General and administrative expenses increased $14.0 million to $21.0 million in 2005 from $7.0 million in 2004.
The increase is attributable to higher costs associated with the increase in revenue, especially compensation and
benefits costs ($7.4 million); professional, computer and temporary staffing services ($3.1 million); telephone
and internet expenses ($944,000); office related expenses including rent and supplies ($901,000); sales, use and
miscellaneous taxes ($540,000); travel and conference expenses ($427,000); new product and program
development and associated packaging expenses ($405,000); and insurance ($306,000). General and
administrative expenses in 2005 included approximately $965,000 in costs associated with our Sarbanes-Oxley
compliance initiatives including consulting and accounting fees, but excluding compensation expense for
additional internal staff.
Interest Income, Net. Interest income, net increased $824,000 to $860,000 in 2005 from $36,000 in 2004
primarily due to higher average balances in cash and marketable securities.

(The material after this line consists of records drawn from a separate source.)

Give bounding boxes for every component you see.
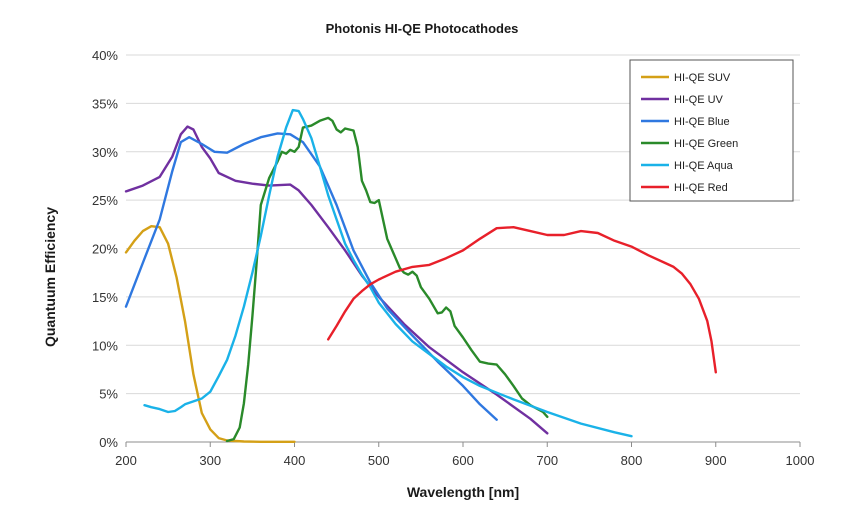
x-tick-labels: 200 300 400 500 600 700 800 900 1000 [115,453,814,468]
y-tick-label: 0% [99,435,118,450]
series-line-hi-qe-aqua [143,108,633,438]
legend-label: HI-QE UV [674,94,724,106]
y-tick-label: 25% [92,193,118,208]
x-tick-label: 1000 [786,453,815,468]
series-line-hi-qe-uv [124,125,549,435]
y-tick-label: 10% [92,338,118,353]
y-tick-label: 35% [92,96,118,111]
series-line-hi-qe-blue [124,132,498,421]
x-tick-label: 500 [368,453,390,468]
x-tick-label: 400 [284,453,306,468]
x-tick-label: 200 [115,453,137,468]
axes [125,441,801,447]
legend-label: HI-QE Green [674,138,738,150]
legend-label: HI-QE Blue [674,116,730,128]
series-line-hi-qe-suv [124,225,296,443]
x-tick-label: 300 [199,453,221,468]
legend-label: HI-QE Aqua [674,160,734,172]
series-line-hi-qe-green [225,116,549,443]
grid-lines [126,54,800,395]
legend-label: HI-QE Red [674,182,728,194]
chart-title: Photonis HI-QE Photocathodes [326,21,519,36]
y-tick-label: 15% [92,290,118,305]
x-tick-label: 800 [621,453,643,468]
y-tick-label: 30% [92,145,118,160]
y-tick-label: 5% [99,387,118,402]
x-tick-label: 600 [452,453,474,468]
legend-box [629,59,794,202]
legend: HI-QE SUV HI-QE UV HI-QE Blue HI-QE Green HI… [629,59,794,202]
legend-label: HI-QE SUV [674,72,731,84]
series-lines [124,108,717,443]
y-tick-labels: 0% 5% 10% 15% 20% 25% 30% 35% 40% [92,48,118,450]
y-axis-title: Quantuum Efficiency [42,207,58,347]
x-tick-label: 700 [536,453,558,468]
x-axis-title: Wavelength [nm] [407,484,519,500]
y-tick-label: 20% [92,242,118,257]
x-tick-label: 900 [705,453,727,468]
series-line-hi-qe-red [327,226,717,374]
y-tick-label: 40% [92,48,118,63]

Income Taxes. In 2005, we recorded income tax expense of $13.1 million, which reflects an effective tax
rate of 38.5%. The effective tax rate in 2005 was less than the statutory rate due to reduction of a state tax
valuation allowance and tax-free interest income. In 2004, we recorded $680,000 of income tax expense for the
reporting period. The effective tax rate in 2004 was 40.0%.
Net Income. For the year ended December 31, 2005, net income increased by $20.0 million to $21.0
million from net income of $1.0 million in 2004. The increase in net income in 2005 is primarily due to higher
gross profit in 2005 versus 2004 resulting from increased revenue offset by higher advertising and marketing
spending, general and administrative expenses and income taxes.